エルサーナは母の胸に飛び込み、母に抱かれた。
エルサーナは母と自分をつつむ光に目を凝らした。
エルサーナのもつことばではその光景を、そして今、その心に満たされた想いを表現することは出来なかった。
いや、たとえどんな碩学であっても人間には表現できることではなかった。
しかしエルサーナは……
全てを理解した。
翌朝、エルサーナは幼なじみのアールショーに発見された。
寒さ厳しい草原で一夜を明かしたエルサーナは、瀕死の状態であった。
彼の傍らにはやはり幼い当歳馬アークトゥルスがいて、その鼻先をエルサーナの体にこすりつけていた。
三昼夜、生死の境をさまよったのち、エルサーナは生還した。
エルサーナは変貌していた。
元々、母親に似たとても美しい少年であったが、優しい心の克ったやや弱々しい印象を見る人に与えていた。
生還したエルサーナには、彼を見る人が思わず頭を下げざるをえない威があった。
それはたかだか四歳の子供が、本来もてるようなものではなかった。そして、その容姿は人を超えた神聖なるものを感じざるをえないものとなっていた。
エルサーナとセレナの兄妹の日常は、母が病に倒れてからは、マンドハイという名前の少女が面倒を見ていた。

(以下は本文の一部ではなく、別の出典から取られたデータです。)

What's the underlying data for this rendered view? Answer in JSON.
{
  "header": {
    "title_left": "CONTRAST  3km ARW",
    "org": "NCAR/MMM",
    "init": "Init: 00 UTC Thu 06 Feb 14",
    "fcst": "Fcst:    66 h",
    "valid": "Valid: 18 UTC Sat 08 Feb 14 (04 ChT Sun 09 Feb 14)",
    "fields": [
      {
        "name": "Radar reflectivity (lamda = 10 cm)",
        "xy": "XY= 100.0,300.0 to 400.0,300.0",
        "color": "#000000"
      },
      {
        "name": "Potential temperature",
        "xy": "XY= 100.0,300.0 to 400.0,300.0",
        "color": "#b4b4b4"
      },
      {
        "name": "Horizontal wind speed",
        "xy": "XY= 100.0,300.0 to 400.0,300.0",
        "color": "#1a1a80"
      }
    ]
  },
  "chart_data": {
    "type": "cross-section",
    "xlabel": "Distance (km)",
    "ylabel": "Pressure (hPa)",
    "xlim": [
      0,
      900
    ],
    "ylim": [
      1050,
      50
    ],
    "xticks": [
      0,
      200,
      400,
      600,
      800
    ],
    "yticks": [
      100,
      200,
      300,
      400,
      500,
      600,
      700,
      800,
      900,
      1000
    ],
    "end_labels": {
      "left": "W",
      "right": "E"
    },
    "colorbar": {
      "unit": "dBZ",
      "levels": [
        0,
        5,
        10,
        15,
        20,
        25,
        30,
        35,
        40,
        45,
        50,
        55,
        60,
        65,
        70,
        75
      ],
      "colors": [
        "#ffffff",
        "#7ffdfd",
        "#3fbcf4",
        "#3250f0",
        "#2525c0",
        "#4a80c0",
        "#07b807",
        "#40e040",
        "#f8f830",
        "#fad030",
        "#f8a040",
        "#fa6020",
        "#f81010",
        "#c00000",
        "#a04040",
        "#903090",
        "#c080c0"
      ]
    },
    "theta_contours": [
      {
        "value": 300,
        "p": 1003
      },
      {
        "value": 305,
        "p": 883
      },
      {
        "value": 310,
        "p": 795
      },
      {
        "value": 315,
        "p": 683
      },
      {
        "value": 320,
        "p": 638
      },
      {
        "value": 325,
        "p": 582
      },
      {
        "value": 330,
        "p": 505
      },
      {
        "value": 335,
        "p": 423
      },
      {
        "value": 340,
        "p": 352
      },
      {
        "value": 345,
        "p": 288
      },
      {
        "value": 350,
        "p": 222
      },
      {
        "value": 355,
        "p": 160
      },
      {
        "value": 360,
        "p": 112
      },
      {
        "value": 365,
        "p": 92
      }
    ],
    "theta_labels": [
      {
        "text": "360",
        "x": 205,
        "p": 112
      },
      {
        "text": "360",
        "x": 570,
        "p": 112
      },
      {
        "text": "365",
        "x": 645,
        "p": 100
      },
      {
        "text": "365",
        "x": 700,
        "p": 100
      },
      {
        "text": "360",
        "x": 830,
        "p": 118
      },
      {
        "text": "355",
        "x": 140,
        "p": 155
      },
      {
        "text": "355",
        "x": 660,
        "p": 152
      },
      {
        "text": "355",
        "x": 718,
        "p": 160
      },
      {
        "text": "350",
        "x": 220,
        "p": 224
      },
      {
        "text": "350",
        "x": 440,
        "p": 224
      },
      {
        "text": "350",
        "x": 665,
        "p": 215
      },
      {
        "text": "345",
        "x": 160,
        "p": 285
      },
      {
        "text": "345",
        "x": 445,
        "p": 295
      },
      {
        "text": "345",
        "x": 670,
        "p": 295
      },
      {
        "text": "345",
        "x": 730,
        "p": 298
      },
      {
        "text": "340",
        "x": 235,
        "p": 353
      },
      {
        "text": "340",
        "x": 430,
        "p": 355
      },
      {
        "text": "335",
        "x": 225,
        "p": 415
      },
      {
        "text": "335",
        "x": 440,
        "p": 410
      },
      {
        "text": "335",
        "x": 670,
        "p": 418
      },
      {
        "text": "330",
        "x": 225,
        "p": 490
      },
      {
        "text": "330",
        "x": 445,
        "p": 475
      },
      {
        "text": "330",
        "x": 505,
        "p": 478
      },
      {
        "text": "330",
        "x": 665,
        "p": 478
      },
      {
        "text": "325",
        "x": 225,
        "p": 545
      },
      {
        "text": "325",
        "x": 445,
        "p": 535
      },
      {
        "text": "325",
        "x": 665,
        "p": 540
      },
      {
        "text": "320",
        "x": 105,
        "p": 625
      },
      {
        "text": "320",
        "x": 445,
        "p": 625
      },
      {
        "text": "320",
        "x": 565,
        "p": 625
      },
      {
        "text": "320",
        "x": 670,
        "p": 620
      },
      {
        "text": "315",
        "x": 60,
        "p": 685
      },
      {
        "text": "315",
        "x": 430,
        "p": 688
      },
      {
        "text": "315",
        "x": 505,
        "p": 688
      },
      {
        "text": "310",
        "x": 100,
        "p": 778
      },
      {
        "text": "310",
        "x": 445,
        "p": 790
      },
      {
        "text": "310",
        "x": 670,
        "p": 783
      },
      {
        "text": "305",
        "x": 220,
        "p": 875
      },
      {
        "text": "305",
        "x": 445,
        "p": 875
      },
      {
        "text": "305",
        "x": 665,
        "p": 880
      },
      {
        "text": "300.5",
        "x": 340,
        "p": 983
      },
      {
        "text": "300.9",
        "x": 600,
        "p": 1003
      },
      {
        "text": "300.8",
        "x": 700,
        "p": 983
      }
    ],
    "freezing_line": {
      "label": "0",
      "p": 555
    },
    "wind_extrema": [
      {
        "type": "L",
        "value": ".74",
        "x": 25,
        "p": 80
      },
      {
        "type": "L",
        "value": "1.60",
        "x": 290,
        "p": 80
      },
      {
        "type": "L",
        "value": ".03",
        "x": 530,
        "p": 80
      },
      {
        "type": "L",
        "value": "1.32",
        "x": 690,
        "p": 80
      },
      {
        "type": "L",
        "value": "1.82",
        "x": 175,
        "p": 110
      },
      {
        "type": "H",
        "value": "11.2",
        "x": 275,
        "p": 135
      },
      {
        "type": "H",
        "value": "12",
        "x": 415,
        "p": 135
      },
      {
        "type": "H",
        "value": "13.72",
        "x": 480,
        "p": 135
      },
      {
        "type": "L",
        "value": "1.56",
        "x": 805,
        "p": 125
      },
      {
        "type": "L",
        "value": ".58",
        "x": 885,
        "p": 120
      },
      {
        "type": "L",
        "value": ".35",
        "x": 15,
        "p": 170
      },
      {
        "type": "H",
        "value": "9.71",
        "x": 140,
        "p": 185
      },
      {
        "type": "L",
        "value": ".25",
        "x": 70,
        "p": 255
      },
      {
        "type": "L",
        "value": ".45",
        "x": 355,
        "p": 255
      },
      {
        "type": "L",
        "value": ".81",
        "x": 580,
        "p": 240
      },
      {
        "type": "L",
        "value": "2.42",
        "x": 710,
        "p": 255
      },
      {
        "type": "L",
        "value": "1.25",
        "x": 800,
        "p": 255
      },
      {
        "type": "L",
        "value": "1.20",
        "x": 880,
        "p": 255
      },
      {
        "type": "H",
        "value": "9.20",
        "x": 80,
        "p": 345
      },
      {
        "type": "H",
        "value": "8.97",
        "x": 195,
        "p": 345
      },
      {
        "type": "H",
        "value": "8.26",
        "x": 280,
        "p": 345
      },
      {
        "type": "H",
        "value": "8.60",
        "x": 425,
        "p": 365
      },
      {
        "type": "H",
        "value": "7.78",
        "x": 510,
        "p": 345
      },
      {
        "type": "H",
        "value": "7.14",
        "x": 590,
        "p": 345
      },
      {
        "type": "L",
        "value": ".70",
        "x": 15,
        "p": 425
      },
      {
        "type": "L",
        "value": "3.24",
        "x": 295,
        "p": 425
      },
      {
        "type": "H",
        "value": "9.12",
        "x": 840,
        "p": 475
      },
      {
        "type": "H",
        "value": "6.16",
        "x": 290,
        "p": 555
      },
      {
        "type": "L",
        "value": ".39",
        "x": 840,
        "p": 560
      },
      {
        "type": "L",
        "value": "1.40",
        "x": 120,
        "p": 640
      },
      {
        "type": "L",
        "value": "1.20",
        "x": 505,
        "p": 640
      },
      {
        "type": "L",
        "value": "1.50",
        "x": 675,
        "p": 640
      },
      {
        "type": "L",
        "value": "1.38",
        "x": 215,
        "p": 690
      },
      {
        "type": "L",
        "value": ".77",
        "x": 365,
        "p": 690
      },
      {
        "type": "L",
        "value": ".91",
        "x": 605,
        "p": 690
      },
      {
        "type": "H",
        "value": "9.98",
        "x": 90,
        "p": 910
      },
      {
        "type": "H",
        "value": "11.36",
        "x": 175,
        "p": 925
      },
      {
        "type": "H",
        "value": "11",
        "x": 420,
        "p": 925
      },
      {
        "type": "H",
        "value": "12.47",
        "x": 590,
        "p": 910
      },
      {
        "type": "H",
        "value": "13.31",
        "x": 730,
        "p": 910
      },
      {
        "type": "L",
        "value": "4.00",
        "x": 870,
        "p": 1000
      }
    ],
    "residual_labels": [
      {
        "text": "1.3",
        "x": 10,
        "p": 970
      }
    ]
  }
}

セルが亡くなったときでまだ十五歳であったが、母がいなくなったこの兄妹に対して、それまでにも増した愛情で接し続けた。
「アイラルフィン」
いつもそうあるように、目を閉じて、アナイオンにその精神を遊ばせていたアルセラフィーユの瞼が開き、傍らにあった妹の方にその精神を向けた。
「はい、アルセラフィーユお兄さま」
「あなたも感じましたね」
「ええ」
「今、アナイオンに何か別の世界のものが訪れました。六年前にもここを訪れるものがいましたが、これは……」
アイラルフィンがアルセラフィーユの精神を静かに受けとめ、その先をうながした。
「何かが始まろうとしているのか。それとも……」
アルセラフィーユは再び目を閉じた。
しばらくして、その瞳から再び光が発せられた。